Entity Span Suffix Classification for Nested Chinese Named Entity Recognition
Named entity recognition (NER) is one of the fundamental tasks in building knowledge graphs. For some domain-specific corpora, the text descriptions exhibit limited standardization, and some entity structures have entity nesting. The existing entity recognition methods have problems such as word matching noise interference and difficulty in distinguishing different entity labels for the same character in sequence label prediction. This paper proposes a span-based feature reuse stacked bidirectional long short term memory network (BiLSTM) nested named entity recognition (SFRSN) model, which transforms the entity recognition of sequence prediction into the problem of entity span suffix category classification.
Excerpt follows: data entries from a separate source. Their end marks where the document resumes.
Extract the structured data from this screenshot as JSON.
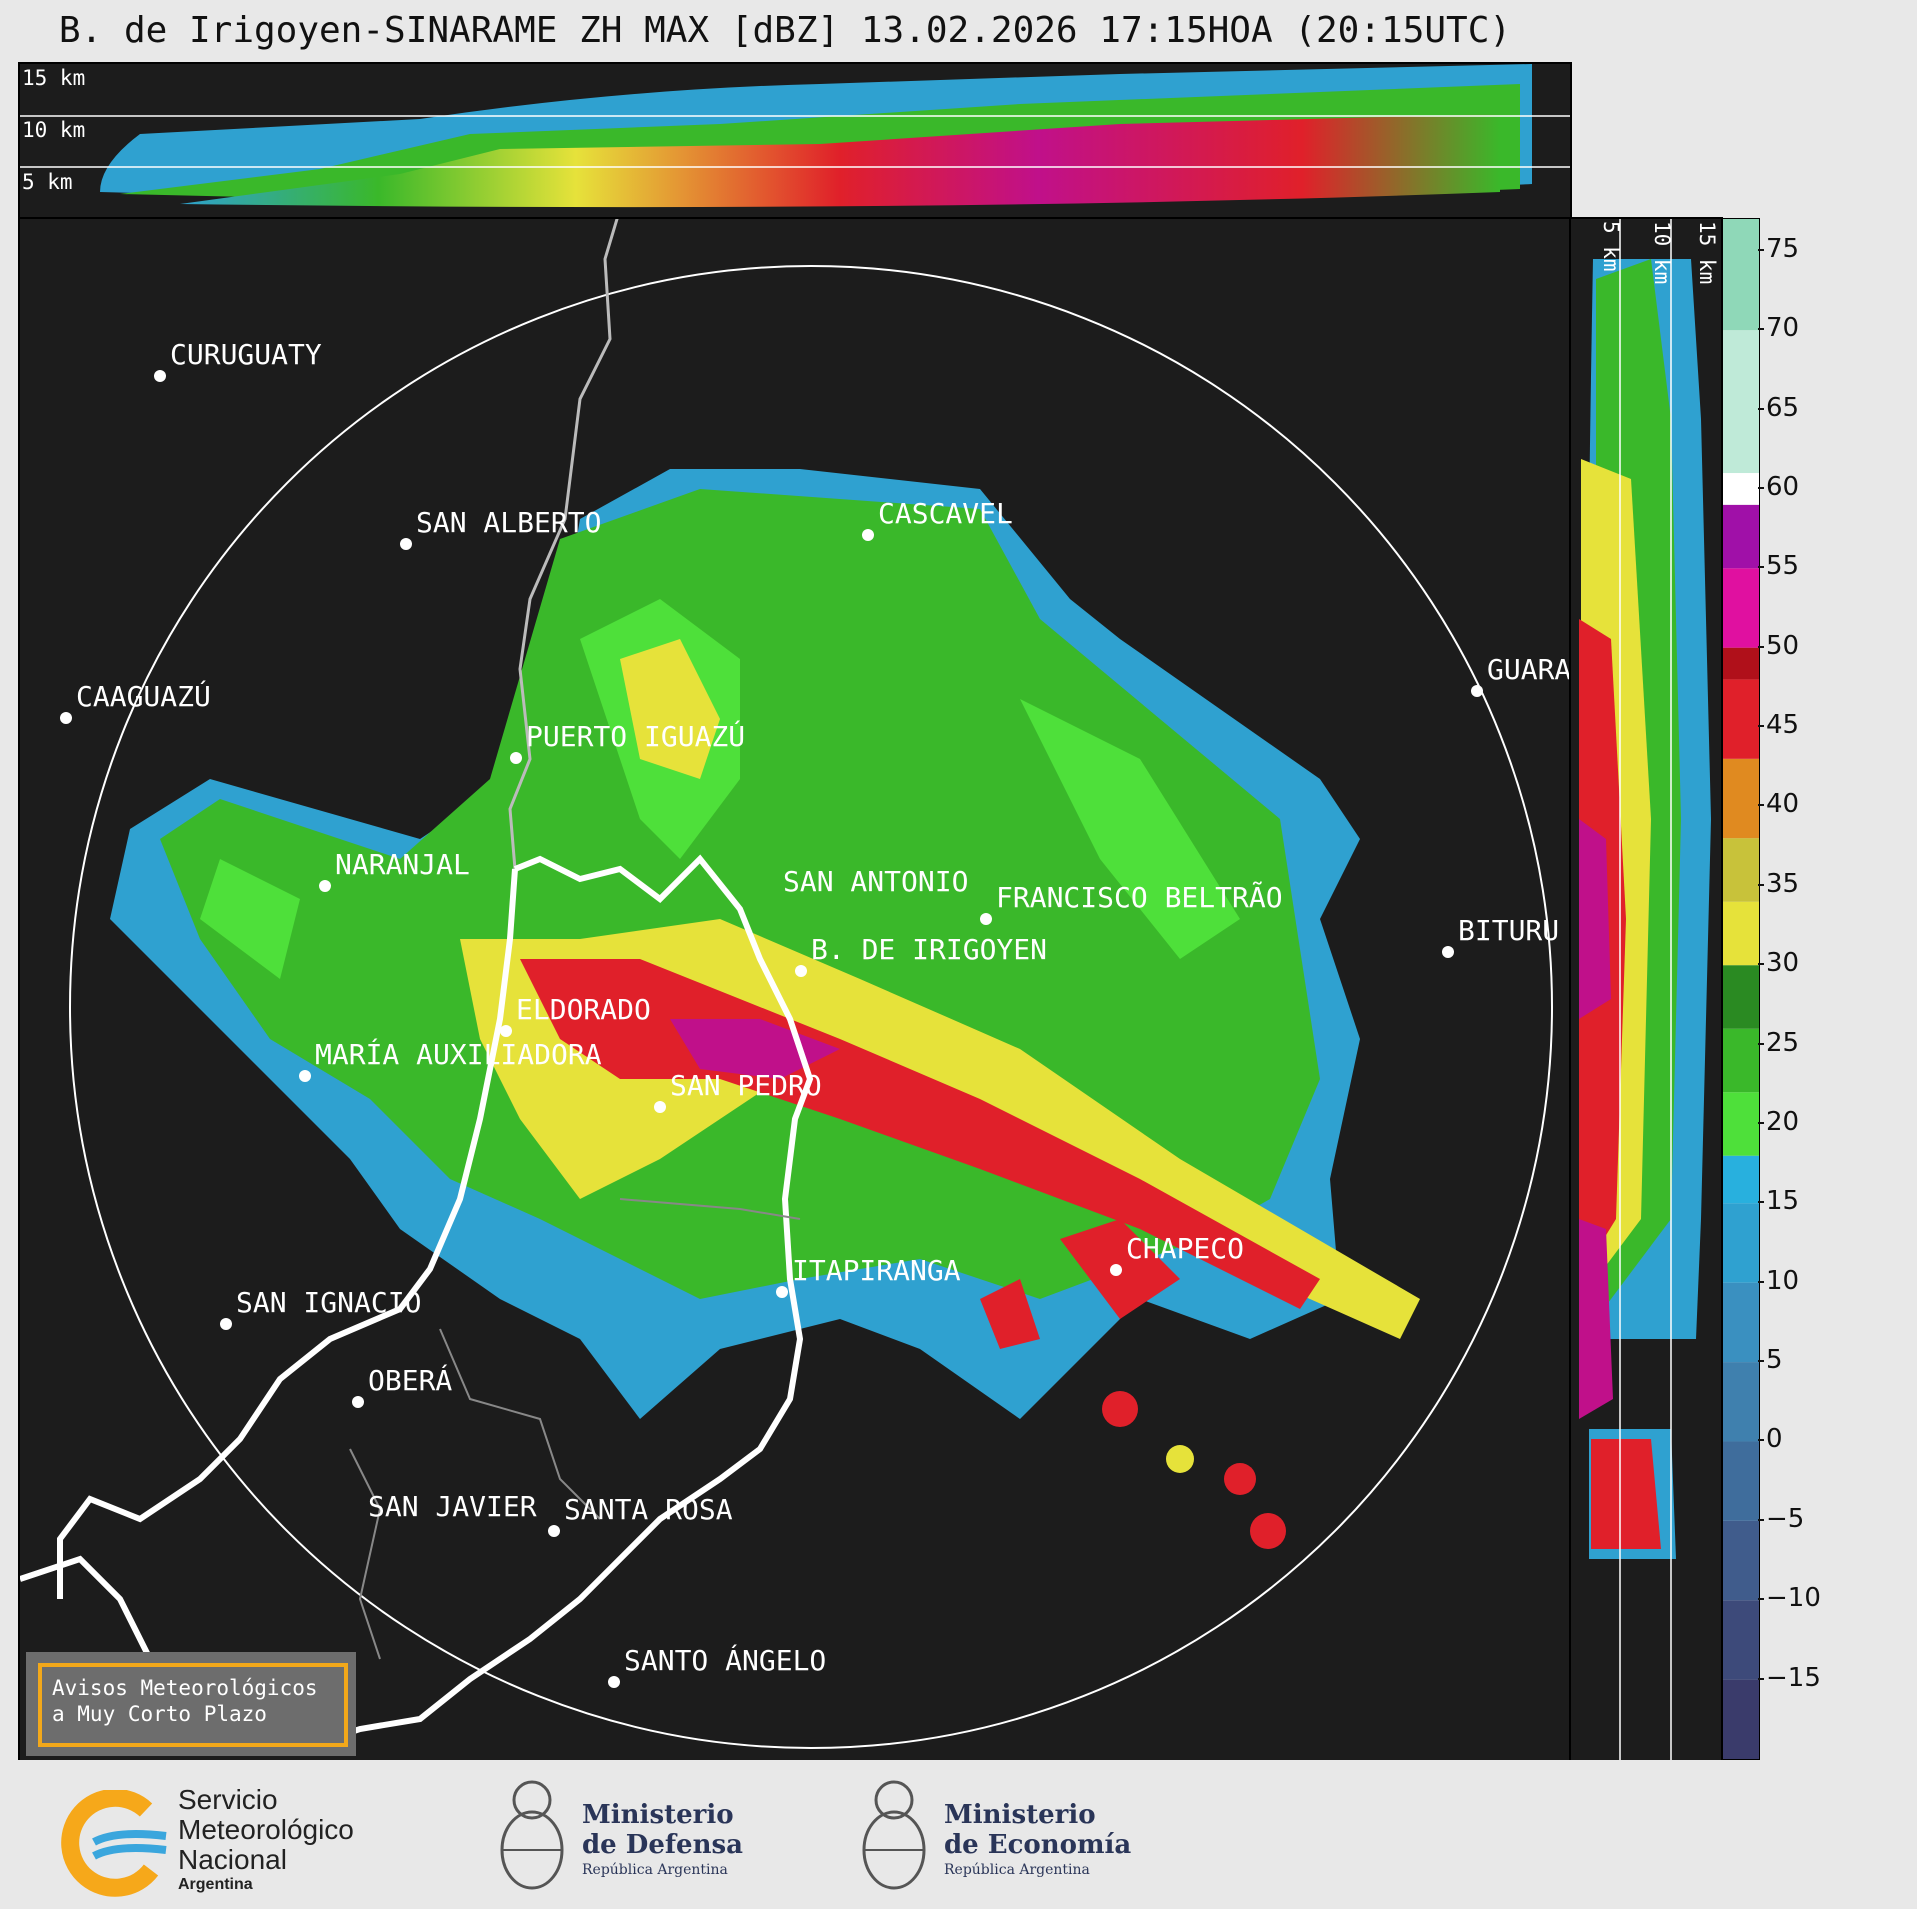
{
  "title": "B. de Irigoyen-SINARAME ZH MAX [dBZ] 13.02.2026 17:15HOA (20:15UTC)",
  "top_panel": {
    "height_labels": [
      "15 km",
      "10 km",
      "5 km"
    ]
  },
  "side_panel": {
    "height_labels": [
      "5 km",
      "10 km",
      "15 km"
    ]
  },
  "colorbar": {
    "unit": "dBZ",
    "ticks": [
      "75",
      "70",
      "65",
      "60",
      "55",
      "50",
      "45",
      "40",
      "35",
      "30",
      "25",
      "20",
      "15",
      "10",
      "5",
      "0",
      "−5",
      "−10",
      "−15"
    ],
    "scale": [
      {
        "from": -20,
        "to": -15,
        "color": "#3a3b6b"
      },
      {
        "from": -15,
        "to": -10,
        "color": "#3d4a7a"
      },
      {
        "from": -10,
        "to": -5,
        "color": "#405c8c"
      },
      {
        "from": -5,
        "to": 0,
        "color": "#3f6d9c"
      },
      {
        "from": 0,
        "to": 5,
        "color": "#3f80ae"
      },
      {
        "from": 5,
        "to": 10,
        "color": "#3a90c0"
      },
      {
        "from": 10,
        "to": 15,
        "color": "#2fa1d0"
      },
      {
        "from": 15,
        "to": 18,
        "color": "#28b0de"
      },
      {
        "from": 18,
        "to": 22,
        "color": "#4ee03a"
      },
      {
        "from": 22,
        "to": 26,
        "color": "#3ab82a"
      },
      {
        "from": 26,
        "to": 30,
        "color": "#2a8a22"
      },
      {
        "from": 30,
        "to": 34,
        "color": "#e6e23a"
      },
      {
        "from": 34,
        "to": 38,
        "color": "#c8c23a"
      },
      {
        "from": 38,
        "to": 43,
        "color": "#e08a20"
      },
      {
        "from": 43,
        "to": 48,
        "color": "#e0202a"
      },
      {
        "from": 48,
        "to": 50,
        "color": "#b0101a"
      },
      {
        "from": 50,
        "to": 55,
        "color": "#e010a0"
      },
      {
        "from": 55,
        "to": 59,
        "color": "#a010a8"
      },
      {
        "from": 59,
        "to": 61,
        "color": "#ffffff"
      },
      {
        "from": 61,
        "to": 70,
        "color": "#bfead8"
      },
      {
        "from": 70,
        "to": 77,
        "color": "#8fd8b8"
      }
    ]
  },
  "cities": [
    {
      "name": "CURUGUATY"
    },
    {
      "name": "SAN ALBERTO"
    },
    {
      "name": "CASCAVEL"
    },
    {
      "name": "CAAGUAZÚ"
    },
    {
      "name": "GUARA"
    },
    {
      "name": "PUERTO IGUAZÚ"
    },
    {
      "name": "NARANJAL"
    },
    {
      "name": "SAN ANTONIO"
    },
    {
      "name": "FRANCISCO BELTRÃO"
    },
    {
      "name": "BITURU"
    },
    {
      "name": "B. DE IRIGOYEN"
    },
    {
      "name": "ELDORADO"
    },
    {
      "name": "MARÍA AUXILIADORA"
    },
    {
      "name": "SAN PEDRO"
    },
    {
      "name": "CHAPECO"
    },
    {
      "name": "ITAPIRANGA"
    },
    {
      "name": "SAN IGNACIO"
    },
    {
      "name": "OBERÁ"
    },
    {
      "name": "SAN JAVIER"
    },
    {
      "name": "SANTA ROSA"
    },
    {
      "name": "SANTO ÁNGELO"
    }
  ],
  "warning_box": {
    "line1": "Avisos Meteorológicos",
    "line2": "a Muy Corto Plazo"
  },
  "footer": {
    "smn": {
      "line1": "Servicio",
      "line2": "Meteorológico",
      "line3": "Nacional",
      "line4": "Argentina"
    },
    "defensa": {
      "line1": "Ministerio",
      "line2": "de Defensa",
      "line3": "República Argentina"
    },
    "economia": {
      "line1": "Ministerio",
      "line2": "de Economía",
      "line3": "República Argentina"
    }
  }
}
Firstly, character feature embedding is generated through bidirectional encoder representation of transformers (BERT). Secondly, a feature reuse stacked BiLSTM is proposed to obtain deep context features while alleviating the problem of deep network degradation. Thirdly, the span feature is obtained through the dilated convolution neural network (DCNN), and at the same time, a single-tail selection function is introduced to obtain the classification feature of the entity span suffix, with the aim of reducing the training parameters. Fourthly, a global feature gated attention mechanism is proposed, integrating span features and span suffix classification features to achieve span suffix classification. The experimental results on four Chinese-specific domain datasets demonstrate the effectiveness of our approach: SFRSN achieves micro-F1 scores of 83.34% on ontonotes, 73.27% on weibo, 96.90% on resume, and 86.77% on the supply chain management dataset. This represents a maximum improvement of 1.55%, 4.94%, 2.48%, and 3.47% over state-of-the-art baselines, respectively. The experimental results demonstrate the effectiveness of the model in addressing nested entities and entity label ambiguity issues.